「思ひ・思はる」枕草子
前回の記事で、定子中宮さまが清少納言に「思ふべしや いなや 人 第一ならずはいかに」と問う段を取り上げました。(97段 御方々・君達)
「思ふ」の訳を私は「愛する」としましたが、もちろん、当時は「愛する」という言葉はありません。
「思ふ」の意味はとても幅広いのです。男女の愛にも使いますが、主君が家臣を「寵愛する」「鍾愛する」。また、男女間を問わず「敬愛する」「慕う」「優しくする」「いたわる」にも使われます。
古典文学全集では「かわいがるのがよいか それともいやか。人に一番に愛されているのではないというのはどうなのか」と訳されています。
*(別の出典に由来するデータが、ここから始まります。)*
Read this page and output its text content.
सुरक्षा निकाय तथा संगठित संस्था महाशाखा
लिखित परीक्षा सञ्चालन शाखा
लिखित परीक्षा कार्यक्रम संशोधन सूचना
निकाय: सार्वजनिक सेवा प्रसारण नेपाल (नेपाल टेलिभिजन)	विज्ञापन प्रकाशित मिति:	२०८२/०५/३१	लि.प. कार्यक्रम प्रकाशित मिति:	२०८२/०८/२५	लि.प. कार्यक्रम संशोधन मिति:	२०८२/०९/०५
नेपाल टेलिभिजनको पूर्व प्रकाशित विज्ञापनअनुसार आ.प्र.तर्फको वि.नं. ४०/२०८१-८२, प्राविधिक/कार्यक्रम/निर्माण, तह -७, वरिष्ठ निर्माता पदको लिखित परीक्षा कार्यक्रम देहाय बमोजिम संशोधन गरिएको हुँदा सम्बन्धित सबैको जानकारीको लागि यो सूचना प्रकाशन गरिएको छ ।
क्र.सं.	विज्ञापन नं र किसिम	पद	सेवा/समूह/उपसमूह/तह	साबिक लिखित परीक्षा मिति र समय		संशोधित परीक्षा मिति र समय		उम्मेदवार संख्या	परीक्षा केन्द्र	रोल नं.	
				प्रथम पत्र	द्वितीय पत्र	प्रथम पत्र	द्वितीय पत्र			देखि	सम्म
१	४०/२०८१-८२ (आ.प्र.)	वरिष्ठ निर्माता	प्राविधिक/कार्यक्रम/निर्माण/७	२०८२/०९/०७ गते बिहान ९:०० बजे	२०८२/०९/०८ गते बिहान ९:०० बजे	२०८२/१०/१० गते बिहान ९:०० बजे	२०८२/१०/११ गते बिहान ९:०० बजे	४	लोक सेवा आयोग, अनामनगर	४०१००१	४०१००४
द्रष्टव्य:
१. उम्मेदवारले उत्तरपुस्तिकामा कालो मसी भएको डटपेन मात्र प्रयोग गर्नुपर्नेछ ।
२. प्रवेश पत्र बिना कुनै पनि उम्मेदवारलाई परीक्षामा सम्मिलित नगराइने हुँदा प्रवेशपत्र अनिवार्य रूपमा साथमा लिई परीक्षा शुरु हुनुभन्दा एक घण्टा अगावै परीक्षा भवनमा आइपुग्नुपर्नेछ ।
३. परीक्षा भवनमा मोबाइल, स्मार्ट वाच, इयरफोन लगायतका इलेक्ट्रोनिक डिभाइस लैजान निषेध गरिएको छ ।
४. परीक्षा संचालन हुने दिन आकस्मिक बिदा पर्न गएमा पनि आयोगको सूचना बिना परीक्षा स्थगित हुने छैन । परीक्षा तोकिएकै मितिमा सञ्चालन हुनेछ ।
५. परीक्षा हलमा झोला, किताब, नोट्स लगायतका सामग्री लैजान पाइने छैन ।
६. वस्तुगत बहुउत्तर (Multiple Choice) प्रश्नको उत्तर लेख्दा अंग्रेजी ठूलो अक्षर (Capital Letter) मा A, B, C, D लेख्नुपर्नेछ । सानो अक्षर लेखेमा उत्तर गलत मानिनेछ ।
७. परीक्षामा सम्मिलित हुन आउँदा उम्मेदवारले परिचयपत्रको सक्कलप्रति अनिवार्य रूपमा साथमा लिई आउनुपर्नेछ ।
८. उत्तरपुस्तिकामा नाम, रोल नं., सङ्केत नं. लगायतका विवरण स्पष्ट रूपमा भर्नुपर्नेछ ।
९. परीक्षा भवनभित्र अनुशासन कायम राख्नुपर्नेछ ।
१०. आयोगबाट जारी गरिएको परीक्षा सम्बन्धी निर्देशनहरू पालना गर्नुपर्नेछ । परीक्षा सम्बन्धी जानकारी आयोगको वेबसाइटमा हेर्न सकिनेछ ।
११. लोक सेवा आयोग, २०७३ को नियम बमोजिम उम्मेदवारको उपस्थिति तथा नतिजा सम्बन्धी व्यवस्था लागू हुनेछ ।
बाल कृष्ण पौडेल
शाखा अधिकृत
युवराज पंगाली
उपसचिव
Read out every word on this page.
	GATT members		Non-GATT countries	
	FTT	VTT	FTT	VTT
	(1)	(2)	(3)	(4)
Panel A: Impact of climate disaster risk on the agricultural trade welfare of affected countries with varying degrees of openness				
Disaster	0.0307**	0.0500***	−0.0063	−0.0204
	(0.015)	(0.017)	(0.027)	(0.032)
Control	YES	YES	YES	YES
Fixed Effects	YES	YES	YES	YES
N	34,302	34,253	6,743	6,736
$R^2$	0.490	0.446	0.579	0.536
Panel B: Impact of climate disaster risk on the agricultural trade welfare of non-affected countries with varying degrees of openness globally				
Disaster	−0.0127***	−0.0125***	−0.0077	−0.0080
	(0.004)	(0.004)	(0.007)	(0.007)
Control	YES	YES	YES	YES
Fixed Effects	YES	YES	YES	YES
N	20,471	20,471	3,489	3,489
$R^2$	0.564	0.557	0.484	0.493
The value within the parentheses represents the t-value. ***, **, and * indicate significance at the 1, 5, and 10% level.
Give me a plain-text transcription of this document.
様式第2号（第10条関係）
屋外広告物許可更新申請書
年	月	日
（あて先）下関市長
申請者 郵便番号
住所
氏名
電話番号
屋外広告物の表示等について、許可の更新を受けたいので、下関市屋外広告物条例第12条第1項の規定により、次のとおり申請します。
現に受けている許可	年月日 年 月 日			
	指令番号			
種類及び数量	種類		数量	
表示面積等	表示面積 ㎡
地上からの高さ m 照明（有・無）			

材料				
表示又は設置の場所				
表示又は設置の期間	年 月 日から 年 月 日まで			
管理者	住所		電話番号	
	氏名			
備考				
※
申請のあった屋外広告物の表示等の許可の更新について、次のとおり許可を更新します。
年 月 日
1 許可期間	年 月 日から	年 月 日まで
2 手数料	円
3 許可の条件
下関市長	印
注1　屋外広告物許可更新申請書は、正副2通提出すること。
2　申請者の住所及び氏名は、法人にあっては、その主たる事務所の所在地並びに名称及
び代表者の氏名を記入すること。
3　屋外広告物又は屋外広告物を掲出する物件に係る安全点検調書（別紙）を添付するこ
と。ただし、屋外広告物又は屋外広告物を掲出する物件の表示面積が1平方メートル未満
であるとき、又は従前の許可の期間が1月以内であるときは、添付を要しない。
他の段でも定子が清少納言に「われをば思ふや」(177段・宮に初めて参りたるころ)と問う場面があります。学者によって「私を大事に思うか」「私を想うか」などいろいろです。「お前は私を主君として認めるか」という訳もあります。(小林としこ『ひめぎみ考』笠間書院)。私はこの訳が一番定子の心情に近いと思います。
小林氏は同書の中で次のように述べています。
「定子の世界への参加は主催者定子と配下を生きる清少納言との人格の出会いなのだった。定子という人間の人格、存在を評価するかどうかの問題だったように思える(略)それは主従関係ではなく、損得の利益による結びつきでもなく、宮廷の女たちによる≪みやびなるもの≫を共に担うという共生感覚であった。その関係の基盤になるものが「思ふ」「思はる」というものであった。」
前回紹介した段は定子の気概を表した段として有名ですが、枕草子の根底に流れるテーマは「思い・思はる」なのです。
山本淳子氏は『枕草子のたくらみ』(朝日新聞社)の中でこう記しています。
「定子の行動には、マニッシュでかっこいいところがあるのだ。マニッシュと言えば、漢詩文の教養をもっていたことがまさにそれに当たる。当時、漢詩文は男性のみがたしなむ教養と考えられていたからだ。
だが定子は軽々とそのバーを越え、日常生活の中で漢詩文を楽しんだ。女房に対するリーダーシップといい、いったいこのような「男前」な性質はどこからやってきたものなのか。(略)」
長々と他人様の説を引用しましたが、私も「男前」な女性が大好きです!
どれほど清少納言が主君定子を敬い崇めていたか、清少納言にとって女神であったか。また定子がいかに清少納言の才能を評価していたか。
それが分かった時、枕草子は「千年前のわけのわからない文」から、生き生きと輝く、今を「生きる花」になるのです。